No, non andava bene il giovane premier inglese, il più giovane dopo Lord Liverpool, capace di vincere tre elezioni successive, governare per dieci anni e cinquantacinque giorni e passare il testimone a uno del suo stesso partito che governerà per altri due anni ma sarà così sbiadito da farsi impallinare dal più pallido capo conservatore che si ricordi. No, non andava bene Blair. Troppo di destra, tre lustri di governo e di egemonia anche culturale in Gran Bretagna sembrava un programma minimo per i sofisticati pensatori del continente: a Parigi o a Roma nessuno fu così sopportato o mal visto come l’inglese. Tutti hanno cercato altro, l’altrastrada, l’altromondo, l’altroquando ma non l’hanno trovato. Ora hanno trovato Renzi: lui sì, lui che ci starebbe davvero a fare il “Blair delle ’ascine”, sia pure sedici anni dopo. Forse non passerà attraverso il lavacro della battaglia congressuale, e già è una differenza. Non dovrà nemmeno mettersi lì a combattere la vetero-ideologia che sempre scompare, s’inabissa e riappare. Lo lascerebbero anche fare, secondo il principio che se sei in panne è meglio salire su un altro carro che magari non è il tuo piuttosto che andare a piedi. Ma che futuro può avere una sinistra che fino a qualche mese fa non aveva mai sentito il dovere – e nemmeno il piacere – di una vera, sanguinosa battaglia interna? I socialdemocratici tedeschi almeno conservano il faccione barbuto di Karl Marx tra le icone dei fondatori e non se ne vergognano, non cambiano i connotati, non cercano improbabili ascendenze.

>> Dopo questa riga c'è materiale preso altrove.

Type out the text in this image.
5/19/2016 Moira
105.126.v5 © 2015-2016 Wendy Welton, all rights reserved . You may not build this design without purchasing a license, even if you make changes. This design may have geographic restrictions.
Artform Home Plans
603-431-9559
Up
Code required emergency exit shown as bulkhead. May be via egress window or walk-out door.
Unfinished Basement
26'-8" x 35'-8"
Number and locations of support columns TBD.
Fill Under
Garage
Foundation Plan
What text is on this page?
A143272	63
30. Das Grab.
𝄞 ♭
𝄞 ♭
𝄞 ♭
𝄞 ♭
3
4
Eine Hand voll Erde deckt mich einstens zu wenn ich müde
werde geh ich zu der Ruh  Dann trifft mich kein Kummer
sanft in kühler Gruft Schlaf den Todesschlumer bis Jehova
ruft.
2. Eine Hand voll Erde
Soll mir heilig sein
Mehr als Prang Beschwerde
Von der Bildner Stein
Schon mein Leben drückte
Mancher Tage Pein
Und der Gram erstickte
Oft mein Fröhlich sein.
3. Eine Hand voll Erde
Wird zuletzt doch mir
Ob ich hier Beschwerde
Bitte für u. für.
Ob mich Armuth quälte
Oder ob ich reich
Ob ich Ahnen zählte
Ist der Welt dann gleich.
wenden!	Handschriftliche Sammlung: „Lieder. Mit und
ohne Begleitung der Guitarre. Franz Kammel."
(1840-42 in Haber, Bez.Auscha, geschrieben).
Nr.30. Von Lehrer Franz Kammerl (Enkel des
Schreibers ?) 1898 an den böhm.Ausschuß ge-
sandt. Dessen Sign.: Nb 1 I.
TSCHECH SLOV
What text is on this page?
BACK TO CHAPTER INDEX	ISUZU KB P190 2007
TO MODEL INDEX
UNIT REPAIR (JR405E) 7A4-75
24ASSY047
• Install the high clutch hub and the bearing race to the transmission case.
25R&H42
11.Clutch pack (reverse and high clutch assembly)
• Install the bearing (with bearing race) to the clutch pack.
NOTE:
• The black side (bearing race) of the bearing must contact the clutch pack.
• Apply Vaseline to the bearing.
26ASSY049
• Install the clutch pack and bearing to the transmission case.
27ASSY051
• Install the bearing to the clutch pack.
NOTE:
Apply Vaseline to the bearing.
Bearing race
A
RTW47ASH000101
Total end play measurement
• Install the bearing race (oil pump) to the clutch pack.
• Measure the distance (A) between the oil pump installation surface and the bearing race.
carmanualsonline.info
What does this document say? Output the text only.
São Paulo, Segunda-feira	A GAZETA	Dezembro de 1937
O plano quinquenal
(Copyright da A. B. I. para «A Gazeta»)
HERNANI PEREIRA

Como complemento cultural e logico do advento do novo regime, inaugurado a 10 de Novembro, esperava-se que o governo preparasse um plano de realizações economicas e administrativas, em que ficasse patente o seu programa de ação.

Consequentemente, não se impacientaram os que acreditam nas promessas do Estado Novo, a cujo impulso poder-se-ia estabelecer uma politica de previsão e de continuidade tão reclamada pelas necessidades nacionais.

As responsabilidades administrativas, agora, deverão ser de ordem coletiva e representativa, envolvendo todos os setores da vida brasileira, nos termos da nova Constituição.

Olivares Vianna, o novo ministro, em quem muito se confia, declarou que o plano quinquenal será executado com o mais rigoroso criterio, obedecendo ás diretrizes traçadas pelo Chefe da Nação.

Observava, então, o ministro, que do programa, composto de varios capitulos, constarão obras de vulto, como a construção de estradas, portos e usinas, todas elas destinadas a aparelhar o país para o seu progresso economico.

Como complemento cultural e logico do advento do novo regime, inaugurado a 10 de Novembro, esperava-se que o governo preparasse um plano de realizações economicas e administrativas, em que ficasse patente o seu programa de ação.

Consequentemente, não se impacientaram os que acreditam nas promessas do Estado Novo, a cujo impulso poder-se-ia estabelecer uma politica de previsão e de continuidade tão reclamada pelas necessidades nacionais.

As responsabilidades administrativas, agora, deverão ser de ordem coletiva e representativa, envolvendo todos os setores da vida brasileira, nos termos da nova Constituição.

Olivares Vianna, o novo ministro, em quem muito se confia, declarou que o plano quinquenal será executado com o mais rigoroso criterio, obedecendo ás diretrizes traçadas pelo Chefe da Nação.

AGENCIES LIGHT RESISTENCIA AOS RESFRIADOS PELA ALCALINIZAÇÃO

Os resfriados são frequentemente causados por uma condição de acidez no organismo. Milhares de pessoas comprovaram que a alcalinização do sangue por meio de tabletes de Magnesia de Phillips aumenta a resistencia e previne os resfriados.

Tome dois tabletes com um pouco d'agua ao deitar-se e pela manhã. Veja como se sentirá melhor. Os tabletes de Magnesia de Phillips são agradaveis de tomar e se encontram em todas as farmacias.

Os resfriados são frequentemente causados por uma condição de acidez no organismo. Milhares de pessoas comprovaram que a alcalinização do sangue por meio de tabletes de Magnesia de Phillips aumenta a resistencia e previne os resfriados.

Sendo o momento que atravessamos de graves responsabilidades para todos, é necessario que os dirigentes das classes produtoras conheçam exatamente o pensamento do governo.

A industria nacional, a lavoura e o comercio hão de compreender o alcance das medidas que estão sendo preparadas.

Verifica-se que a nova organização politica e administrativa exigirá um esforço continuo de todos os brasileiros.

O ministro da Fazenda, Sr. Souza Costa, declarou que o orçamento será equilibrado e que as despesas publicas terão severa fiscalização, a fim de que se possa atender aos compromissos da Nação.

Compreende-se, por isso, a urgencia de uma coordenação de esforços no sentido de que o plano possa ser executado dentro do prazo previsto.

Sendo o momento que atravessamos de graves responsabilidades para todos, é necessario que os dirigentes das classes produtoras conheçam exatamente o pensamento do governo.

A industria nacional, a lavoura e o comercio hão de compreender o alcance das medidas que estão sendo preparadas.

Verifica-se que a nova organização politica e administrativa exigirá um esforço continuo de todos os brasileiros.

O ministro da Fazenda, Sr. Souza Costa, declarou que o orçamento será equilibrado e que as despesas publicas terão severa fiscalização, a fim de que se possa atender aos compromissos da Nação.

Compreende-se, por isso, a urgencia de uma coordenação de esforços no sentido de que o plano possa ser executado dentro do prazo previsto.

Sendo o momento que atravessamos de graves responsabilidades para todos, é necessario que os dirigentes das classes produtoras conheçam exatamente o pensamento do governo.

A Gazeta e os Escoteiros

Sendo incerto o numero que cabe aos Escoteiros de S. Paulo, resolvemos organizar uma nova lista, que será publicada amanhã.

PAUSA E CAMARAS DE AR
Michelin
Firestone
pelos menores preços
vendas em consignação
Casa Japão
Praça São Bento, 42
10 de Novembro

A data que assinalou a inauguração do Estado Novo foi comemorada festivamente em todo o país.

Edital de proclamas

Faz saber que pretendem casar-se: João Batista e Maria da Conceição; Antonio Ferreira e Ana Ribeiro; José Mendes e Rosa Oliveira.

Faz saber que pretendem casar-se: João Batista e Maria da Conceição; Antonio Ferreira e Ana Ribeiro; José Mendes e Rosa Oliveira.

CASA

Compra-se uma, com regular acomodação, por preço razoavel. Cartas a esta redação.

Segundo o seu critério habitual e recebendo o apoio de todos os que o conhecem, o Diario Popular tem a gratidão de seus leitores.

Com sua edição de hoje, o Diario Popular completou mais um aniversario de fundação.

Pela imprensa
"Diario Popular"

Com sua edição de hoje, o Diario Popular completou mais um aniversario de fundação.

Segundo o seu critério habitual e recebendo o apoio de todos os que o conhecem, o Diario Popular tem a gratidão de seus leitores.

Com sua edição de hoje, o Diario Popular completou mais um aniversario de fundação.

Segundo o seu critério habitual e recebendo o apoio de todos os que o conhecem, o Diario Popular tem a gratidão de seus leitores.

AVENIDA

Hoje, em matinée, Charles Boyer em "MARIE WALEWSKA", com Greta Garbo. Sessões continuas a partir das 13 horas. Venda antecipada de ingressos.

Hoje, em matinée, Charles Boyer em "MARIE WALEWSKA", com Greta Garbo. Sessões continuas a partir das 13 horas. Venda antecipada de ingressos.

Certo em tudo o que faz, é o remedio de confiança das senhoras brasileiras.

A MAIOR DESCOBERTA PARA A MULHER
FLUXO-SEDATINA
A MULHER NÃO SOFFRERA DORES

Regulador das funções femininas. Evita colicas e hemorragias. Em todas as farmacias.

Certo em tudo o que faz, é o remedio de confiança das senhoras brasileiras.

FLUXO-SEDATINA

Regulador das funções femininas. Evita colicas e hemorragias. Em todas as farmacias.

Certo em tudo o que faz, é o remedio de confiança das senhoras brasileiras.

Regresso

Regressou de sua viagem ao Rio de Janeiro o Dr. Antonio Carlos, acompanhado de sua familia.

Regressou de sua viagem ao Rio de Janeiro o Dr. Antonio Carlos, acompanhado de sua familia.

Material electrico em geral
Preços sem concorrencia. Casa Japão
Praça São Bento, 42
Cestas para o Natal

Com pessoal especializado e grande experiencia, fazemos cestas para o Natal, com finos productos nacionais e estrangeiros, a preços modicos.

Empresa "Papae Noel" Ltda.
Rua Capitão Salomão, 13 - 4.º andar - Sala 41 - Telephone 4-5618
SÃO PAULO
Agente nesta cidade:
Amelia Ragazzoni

Possono sbagliare la scelta di un leader, ma sono solidi, non si fanno del male da soli. Come stanno facendo da quasi un anno Hollande e i socialisti francesi: hanno inchiodato la destra alla questione morale, ora il primo ministro va in televisione a chiedere perdono in ginocchio per le malefatte dei suoi, giura che né lui né il presidente sapevano che il ministro del Bilancio avesse un conto in Svizzera e che, ultima novità, un amico di lunga data del presidente e direttore finanziario della sua campagna elettorale avesse un paio di società alle Cayman. E’ un figlio d’arte, questo qui, di uno che a sua volta fu amico fedele e finanziatore di Mitterrand: il vecchio leone mai andò a frignare in televisione, perché avevano fatto tana a uno dei suoi. Queste sono cose che accadono a una sinistra sfibrata attaccata alla morale. A cui non resta che piangere.